A small piece of advice: watch those seeds carefully because those suckers can go brown in the blink of an eye. I only just got the squash seeds out of the oven in the nick of time!

And the result? Fantastic. The squash seeds were the definite winners in flavour and texture. In fact, they were exactly like I remember pumpkin seeds tasting when I lived in the US. (For some reason, the pumpkin variety I find here yields very rubbery seeds...I'm experimenting with a slow low roast to see if it will solve the problem...and if that doesn't work we'll try a quick, hot roast...) The sunflower seeds were a bit smaller than the commercial ones you find and for that reason you are pretty much obliged to eat them hulls and all. But they are organic and mine and the fruit of my own garden. So all in all, I thought it was a pretty successful experiment.

I finished the squash seeds about fifteen minutes after taking the photo. Now THAT'S success.

Posted by Meg in Sussex at October 5, 2005 1:49 PM | TrackBack Print-friendly version

Was it a very rainy summer, Meg? A white sheen sounds like powdery mildew, which is a fungal infection that happens when there are perpetually damp conditions. You can treat it with powders containing sulphur, but sometimes even that doesn't work.

Posted by Barbara on October 6, 2005 at 12:02 PM

Barbara, it was indeed a rainy summer. I don't suppose you know where (in Paris) one can buy sulfur?
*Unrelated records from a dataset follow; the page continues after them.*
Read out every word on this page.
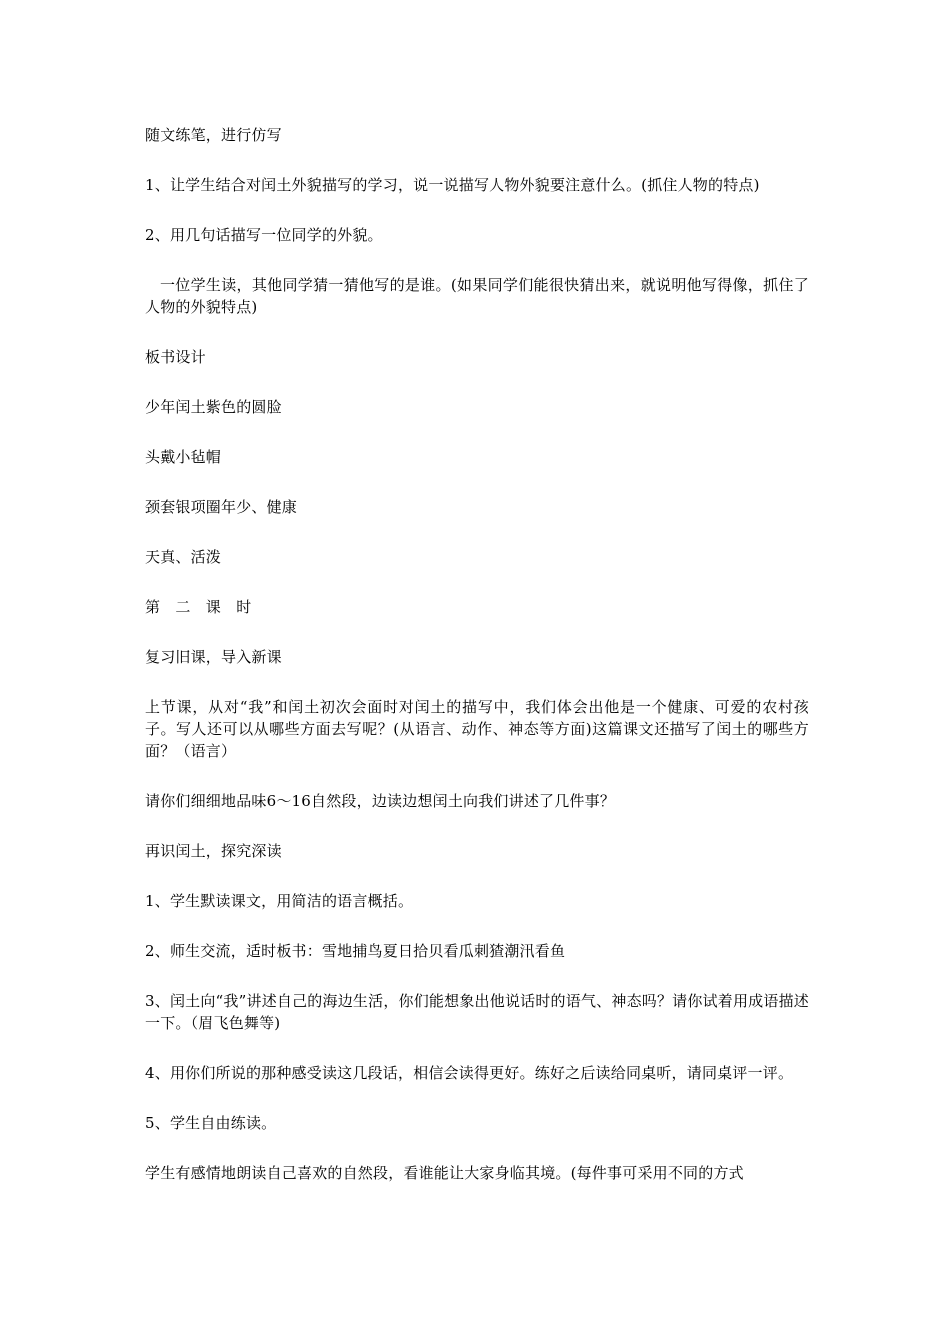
随文练笔，进行仿写

1、让学生结合对闰土外貌描写的学习，说一说描写人物外貌要注意什么。(抓住人物的特点)

2、用几句话描写一位同学的外貌。

一位学生读，其他同学猜一猜他写的是谁。(如果同学们能很快猜出来，就说明他写得像，抓住了人物的外貌特点)

板书设计

少年闰土紫色的圆脸

头戴小毡帽

颈套银项圈年少、健康

天真、活泼

第　二　课　时

复习旧课，导入新课

上节课，从对“我”和闰土初次会面时对闰土的描写中，我们体会出他是一个健康、可爱的农村孩子。写人还可以从哪些方面去写呢？(从语言、动作、神态等方面)这篇课文还描写了闰土的哪些方面？（语言）

请你们细细地品味6～16自然段，边读边想闰土向我们讲述了几件事？

再识闰土，探究深读

1、学生默读课文，用简洁的语言概括。

2、师生交流，适时板书：雪地捕鸟夏日拾贝看瓜刺猹潮汛看鱼

3、闰土向“我”讲述自己的海边生活，你们能想象出他说话时的语气、神态吗？请你试着用成语描述一下。（眉飞色舞等)

4、用你们所说的那种感受读这几段话，相信会读得更好。练好之后读给同桌听，请同桌评一评。

5、学生自由练读。

学生有感情地朗读自己喜欢的自然段，看谁能让大家身临其境。(每件事可采用不同的方式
Do you dust the plant? Thanks for the tip!

Posted by Meg in Paris on October 7, 2005 at 3:24 PM

I roasted some seeds this weekend. After picking them out of the flower (Meg, I'll come over and do seeds for you someday. I seem to have near-infinite patience for the task). I boiled them in salted water, then dried and roasted them for a long time until they were nice and dry.

I can't wait to take a knife to a pumpkin now!
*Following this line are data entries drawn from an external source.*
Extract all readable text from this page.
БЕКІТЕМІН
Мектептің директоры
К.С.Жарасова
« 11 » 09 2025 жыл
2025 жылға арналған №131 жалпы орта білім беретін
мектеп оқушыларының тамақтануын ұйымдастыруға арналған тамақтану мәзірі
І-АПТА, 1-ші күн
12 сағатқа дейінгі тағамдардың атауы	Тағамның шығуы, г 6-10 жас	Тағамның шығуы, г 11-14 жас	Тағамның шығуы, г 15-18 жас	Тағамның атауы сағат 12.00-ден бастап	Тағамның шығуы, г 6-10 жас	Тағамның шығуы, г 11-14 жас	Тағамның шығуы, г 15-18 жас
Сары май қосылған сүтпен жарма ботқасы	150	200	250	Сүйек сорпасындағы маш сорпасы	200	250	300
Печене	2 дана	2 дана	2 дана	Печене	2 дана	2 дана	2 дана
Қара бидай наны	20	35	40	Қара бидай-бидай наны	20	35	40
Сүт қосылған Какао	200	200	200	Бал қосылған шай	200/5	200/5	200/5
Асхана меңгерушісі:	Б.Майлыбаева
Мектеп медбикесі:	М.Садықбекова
Posted by barrett on October 10, 2005 at 4:38 PM

Can I plant seeds next year from the sunflowers I grew this year? If so, how?

Please e-mail responses to badachi1@verizon.net


Posted by bonnie on October 18, 2005 at 8:33 PM


I've not tried it yet myself, but I've read that it's perfectly possible to save the seeds and plant them next year. From my gardening books I think the essential thing is to let them air dry completely and then store them in an enveloppe or somewhere that is not airtight. If they have any moisture, they can get mold and possibly become no longer viable. I've put aside a few of the sunflower seeds and the seeds from an acorn squash and am going to try to plant them next spring. Good luck!